Tarımda kullanılan ilaçları zehir olarak nitelendiren Halaç, şunları kaydetti:

'İnsan gıdası olan doğal sebze ve meyvelerin üzerine menfaat için zehir atarak yetiştirilmesi, tedavi edilmesi çok yanlış. Bunun doğal ilaçları var, o şekilde tedavi etmemiz lazım. 20 gün tesirli bir zehir attığında, ürünü 20 gün biz hiç hasat etmeden, toplamadan, 21. gün toplarsak ve o zaman pazarda satarsak bir sıkıntı yok ama menfaat amacıyla haftada bir gün pazar olduğu için, bahçede üretip, toplayıp satarsak yanlış olur. Bunu bir kere ülke olarak düzeltmemiz lazım. Üzerine zehir atılmayacak.'

'Her şey mevsiminde tüketilmeli'
Yıl boyunca 50-60 çeşit ürün ekip mahsul aldıklarını belirten Halaç, mevsimine göre üretim yapmanın önemli olduğunu vurgulayarak, 'Baharda çilek, kayısı; arkasından domates, biber, patlıcan... Hepsi mevsiminde, zamanında. Bu şekilde üretmeye çalışıyoruz. O da çok önemli. Her şey mevsiminde, zamanında.' ifadesini kullandı.

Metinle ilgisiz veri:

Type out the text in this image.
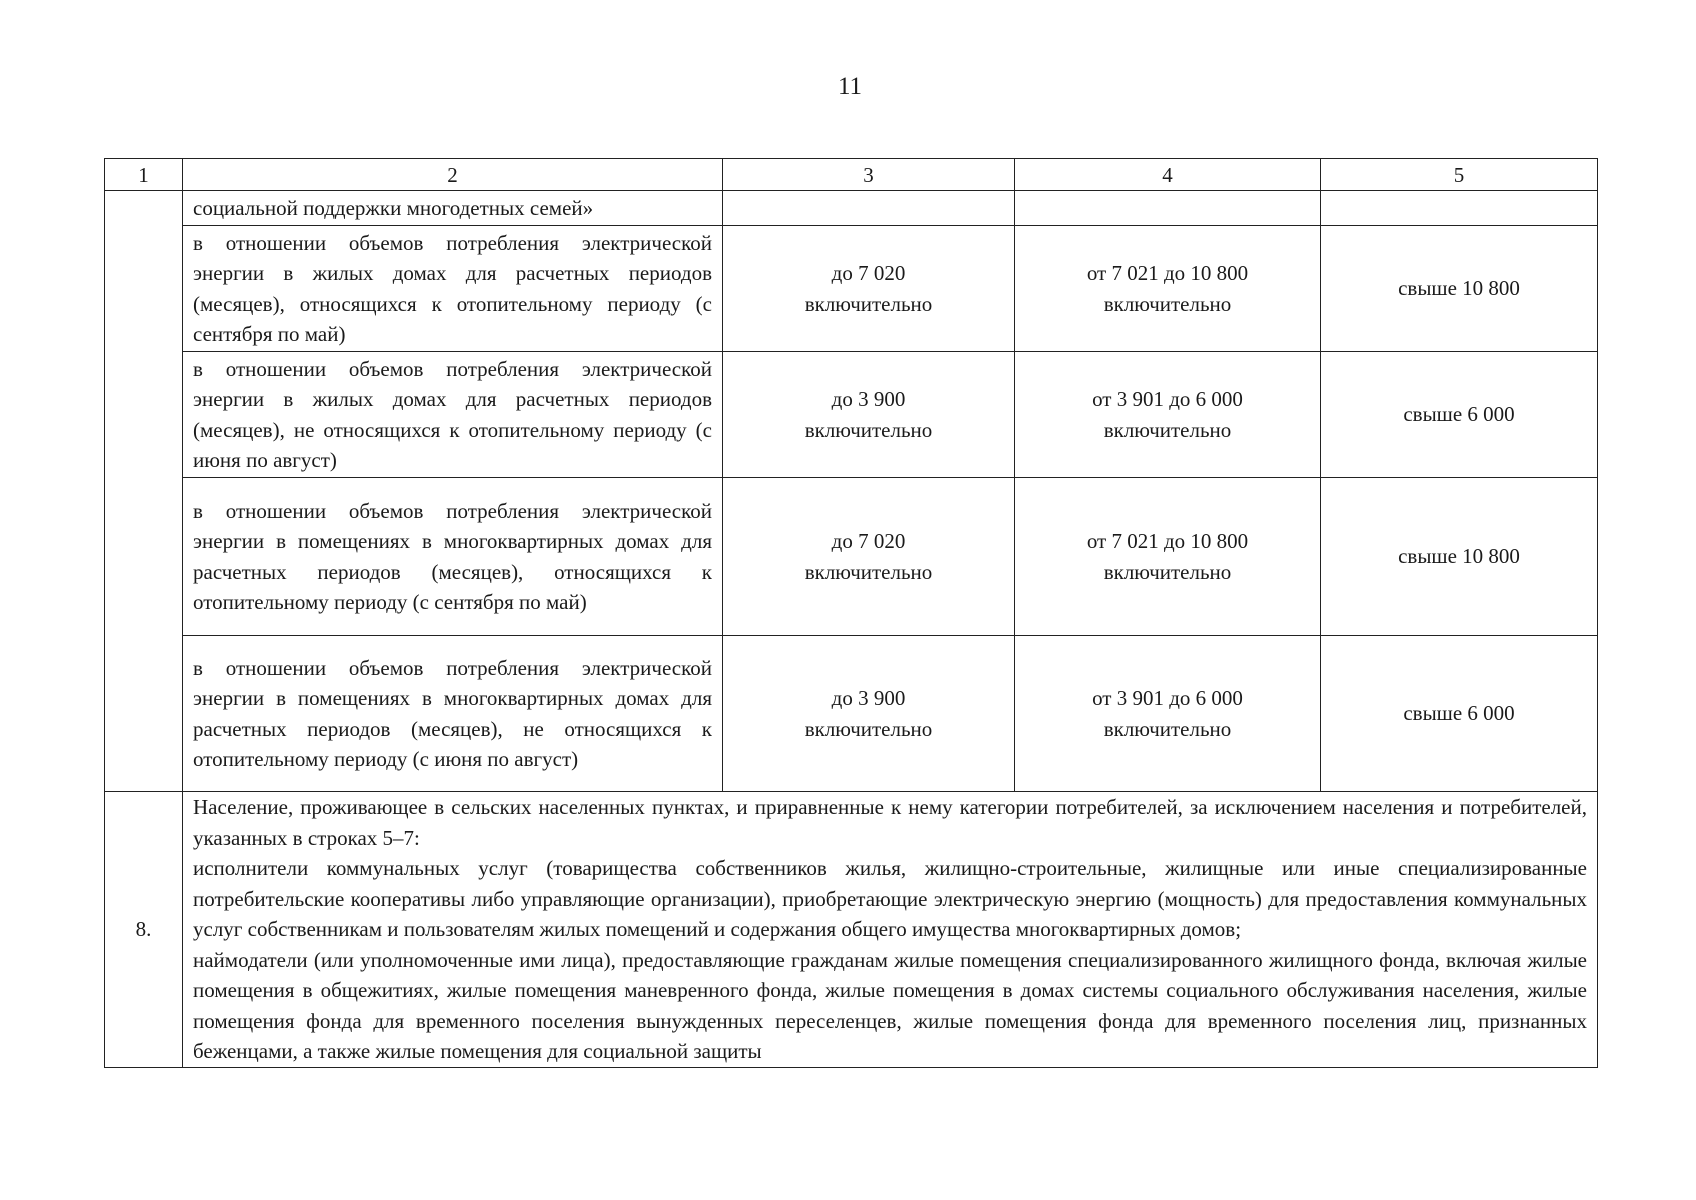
11
1	2	3	4	5
	социальной поддержки многодетных семей»			
	в отношении объемов потребления электрической энергии в жилых домах для расчетных периодов (месяцев), относящихся к отопительному периоду (с сентября по май)	до 7 020
включительно	от 7 021 до 10 800
включительно	свыше 10 800
	в отношении объемов потребления электрической энергии в жилых домах для расчетных периодов (месяцев), не относящихся к отопительному периоду (с июня по август)	до 3 900
включительно	от 3 901 до 6 000
включительно	свыше 6 000
	в отношении объемов потребления электрической энергии в помещениях в многоквартирных домах для расчетных периодов (месяцев), относящихся к отопительному периоду (с сентября по май)	до 7 020
включительно	от 7 021 до 10 800
включительно	свыше 10 800
	в отношении объемов потребления электрической энергии в помещениях в многоквартирных домах для расчетных периодов (месяцев), не относящихся к отопительному периоду (с июня по август)	до 3 900
включительно	от 3 901 до 6 000
включительно	свыше 6 000
8.	Население, проживающее в сельских населенных пунктах, и приравненные к нему категории потребителей, за исключением населения и потребителей, указанных в строках 5–7:

исполнители коммунальных услуг (товарищества собственников жилья, жилищно-строительные, жилищные или иные специализированные потребительские кооперативы либо управляющие организации), приобретающие электрическую энергию (мощность) для предоставления коммунальных услуг собственникам и пользователям жилых помещений и содержания общего имущества многоквартирных домов;

наймодатели (или уполномоченные ими лица), предоставляющие гражданам жилые помещения специализированного жилищного фонда, включая жилые помещения в общежитиях, жилые помещения маневренного фонда, жилые помещения в домах системы социального обслуживания населения, жилые помещения фонда для временного поселения вынужденных переселенцев, жилые помещения фонда для временного поселения лиц, признанных беженцами, а также жилые помещения для социальной защиты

Halaç, kitapta, organik tarım ile üretimin aslında insanlık hakkı olduğunu düşündüğü için bu konuya değindiğini; organik tarımın kimyasal, genetiği değiştirilmiş tohum ve suni gübre kullanılmadan, sertifikalı olarak yapılan bir üretim şekli olduğunu söyledi.

Halaç, şöyle devam etti:

'Kimyasal kullanmıyoruz. Toprak analizi yaptık, sülfat noksanlığı çıktı. Sülfat noksanlığını bir miktar inek gübresinden tamamladık. Bir sefer daha olmadı. Kendi buluşum, lahananın dış yapraklarını varillere doldurdum 500 kilo kadar, içine derin kuyu sondaj suyu koydum. Her 15 günde bir, bin metrekareye 5 litre damlamayla verdiğin zaman tüm mahsul coşuyor. Kendi gübremizi, doğal gübremizi evimizde üretelim.'

'Sıfır atık konusu müthiş'
'Dünya Ortak Evimiz' kitabının Cumhurbaşkanlığı Külliyesi'nde yapılan lansmanında Emine Erdoğan ile bir araya geldiklerini anımsatan Halaç, aralarında geçen diyaloğu şöyle aktardı:

'Oturduk, konuştuk, çok teşekkür etti. 'Halil Bey size çok teşekkür ederim.' dedi, yemekte. 'Siz kitap için bana bir imza verebilir misiniz?' dedi. 'Hemen efendim.' dedim. Ben de telaşlandım. İmza attım. Hediye ettiği kitabı çıkarıp 'O zaman kitaba siz de imza atar mısınız?' dedim, kalem çıkardım verdim. O da bana imzalı olarak bir kitap verdi.'

Halaç, kitapta en çok Emine Erdoğan'ın yazısını beğendiğini, sıfır atık konusunda yaptığı çalışmaların insanların çöp atma alışkanlıklarında olumlu bir değişim yarattığını gözlemlediğini dile getirdi.

Kitabı, çevre konularında bilinçlenmek için yediden yetmişe herkesin okuması gerektiğini vurgulayan Halaç, 'Çok değerli, çok güzel bir kitap.' diyerek sözlerini tamamladı.